Fig. 4. Converged molecular changes of UL neurons between dup15q syndrome and idiopathic ASD.

a Pearson’s correlation (two-sided) was used to assess the linear relationship between gene expression changes in Dup15q and idiopathic ASD (iASD) across all cell types (left) or between upper layer neurons alone (right). Pearson’s r and p-values are shown. Only genes passing FDR < 0.05 were included. Comparisons of DEG fold changes between idiopathic ASD (iASD) and dup15q syndrome across cell types together (left) and for UL neurons separately (right). (r = Pearson coefficient, p = Pearsons p value). b Differential expression of idiopathic ASD (iASD) and dup15q syndrome shared genes in UL cortical neurons. c GO analysis of idiopathic autism (iASD) and dup15q syndrome UL neuron DEGs. Some elements were created in BioRender. Perez, J. (2025) https://BioRender.com/tinyjx3. d Violin plots of selected dup15q region-specific gene expression q values represent BH corrected False-discovery rates. Some elements were created in BioRender. Perez, J. (2025) https://BioRender.com/6z5et7u. e Pearson’s correlation coefficients were calculated to assess the similarity of differential gene expression (log2 fold changes) between cortical regions for each cell type within the Dup15q vs. control comparison. All correlations were evaluated using a two-sided test, exact p-values are reported in Supplementary Dataset S10. f GO analysis of dup15q region-specific genes. Some figure elements were created with BioRender. Perez, J. (2025).

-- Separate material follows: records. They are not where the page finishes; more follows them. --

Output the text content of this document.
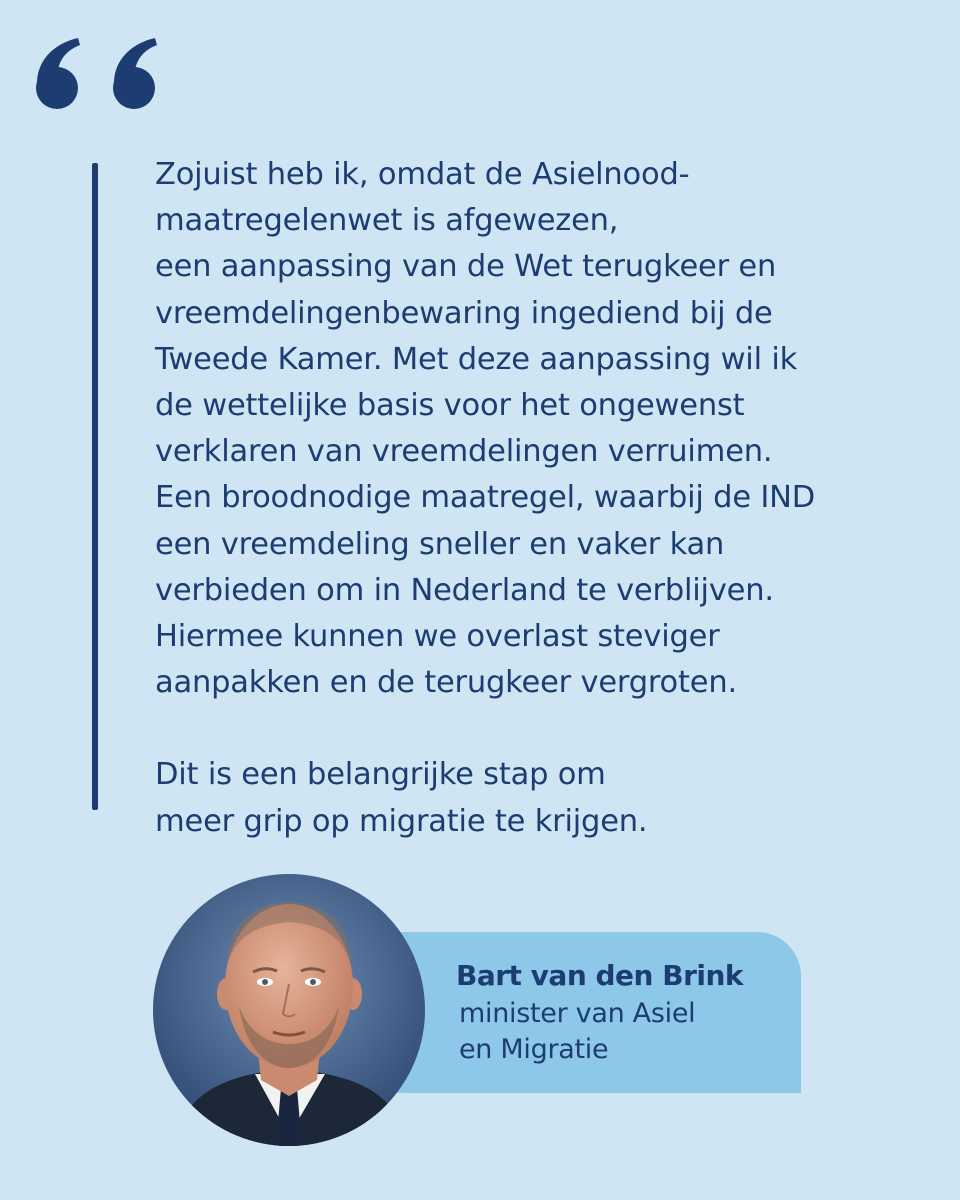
Zojuist heb ik, omdat de Asielnood-
maatregelenwet is afgewezen,
een aanpassing van de Wet terugkeer en
vreemdelingenbewaring ingediend bij de
Tweede Kamer. Met deze aanpassing wil ik
de wettelijke basis voor het ongewenst
verklaren van vreemdelingen verruimen.
Een broodnodige maatregel, waarbij de IND
een vreemdeling sneller en vaker kan
verbieden om in Nederland te verblijven.
Hiermee kunnen we overlast steviger
aanpakken en de terugkeer vergroten.
Dit is een belangrijke stap om
meer grip op migratie te krijgen.
Bart van den Brink
minister van Asiel
en Migratie
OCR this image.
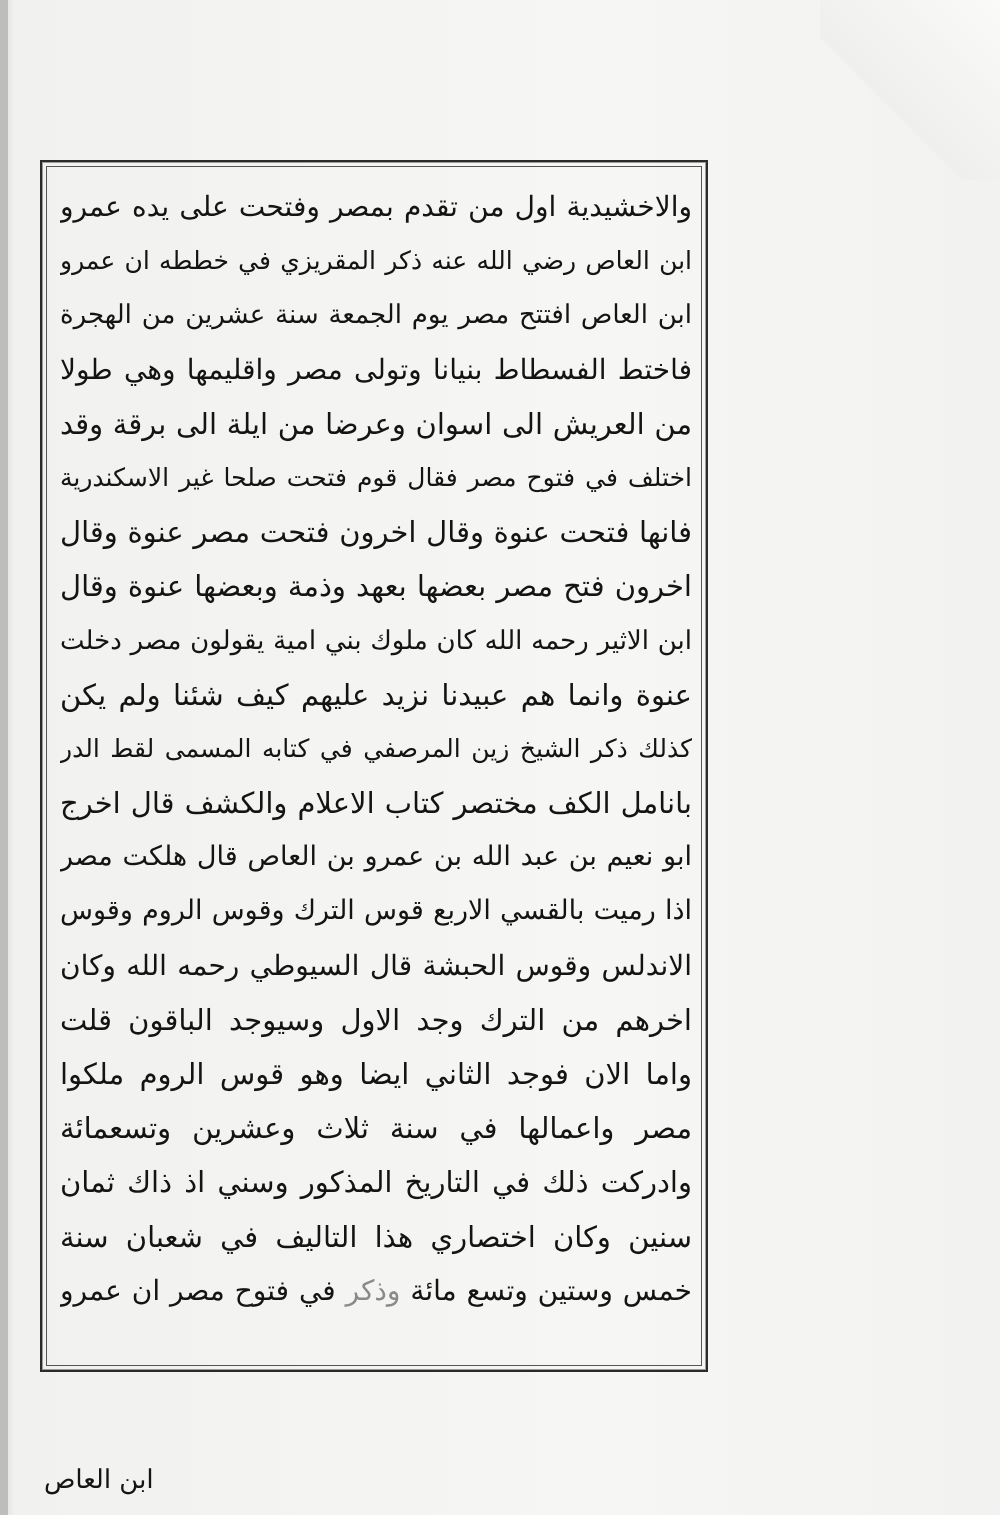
والاخشيدية اول من تقدم بمصر وفتحت على يده عمرو
ابن العاص رضي الله عنه ذكر المقريزي في خططه ان عمرو
ابن العاص افتتح مصر يوم الجمعة سنة عشرين من الهجرة
فاختط الفسطاط بنيانا وتولى مصر واقليمها وهي طولا
من العريش الى اسوان وعرضا من ايلة الى برقة وقد
اختلف في فتوح مصر فقال قوم فتحت صلحا غير الاسكندرية
فانها فتحت عنوة وقال اخرون فتحت مصر عنوة وقال
اخرون فتح مصر بعضها بعهد وذمة وبعضها عنوة وقال
ابن الاثير رحمه الله كان ملوك بني امية يقولون مصر دخلت
عنوة وانما هم عبيدنا نزيد عليهم كيف شئنا ولم يكن
كذلك ذكر الشيخ زين المرصفي في كتابه المسمى لقط الدر
بانامل الكف مختصر كتاب الاعلام والكشف قال اخرج
ابو نعيم بن عبد الله بن عمرو بن العاص قال هلكت مصر
اذا رميت بالقسي الاربع قوس الترك وقوس الروم وقوس
الاندلس وقوس الحبشة قال السيوطي رحمه الله وكان
اخرهم من الترك وجد الاول وسيوجد الباقون قلت
واما الان فوجد الثاني ايضا وهو قوس الروم ملكوا
مصر واعمالها في سنة ثلاث وعشرين وتسعمائة
وادركت ذلك في التاريخ المذكور وسني اذ ذاك ثمان
سنين وكان اختصاري هذا التاليف في شعبان سنة
خمس وستين وتسع مائة وذكر في فتوح مصر ان عمرو
ابن العاص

Fig. 5. Weighted gene co-expression networks (WGCNA) of organoid and primary dup15q DL neurons.

a WGCNA dendrograms of primary and organoid deep-layer (DL) neurons. Each leaf represents a single gene, and the colors on the bottom represent the assignment of co-expression modules. Some elements were created in BioRender. Perez, J. (2025) https://BioRender.com/6z5et7u; https://BioRender.com/rpjlezb. b Module preservation analysis of primary DL neurons. (Zsummary.qual scores >10 indicate high robustness of module quality; Zsummary.pres >10 indicating strong preservation of the primary modules in the organoid network). c Module trait correlation analysis of primary DL neuron modules. The red arrows indicate down or upregulated well-preserved modules (L5_6.2 and L5_6.7) association with the dup15q genotype. Pearson correlation was used to assess the relationship between module eigengenes and Dup15q diagnosis. p-values were calculated using a two-sided test. Asterisks denote p value significance levels *p < 0.05, **p < 0.01, and ***p < 0.001. d GO enrichment analysis of L5_6.2 module, showing enrichment for glycolysis pathways. e Violin plots, showing the moderate upregulation of L5_6.2 module glycolysis genes in primary DL neurons. f Module network plots of primary DL neurons highlight each network’s top 25 hub genes. Gene font size was scaled to represent each gene’s eigengene-based connectivity (kME). Hub genes associated with glycolysis (L5_6.2) and synaptic functions (L5_6.7) are in red. Some figure elements were created with BioRender. Perez, J. (2025).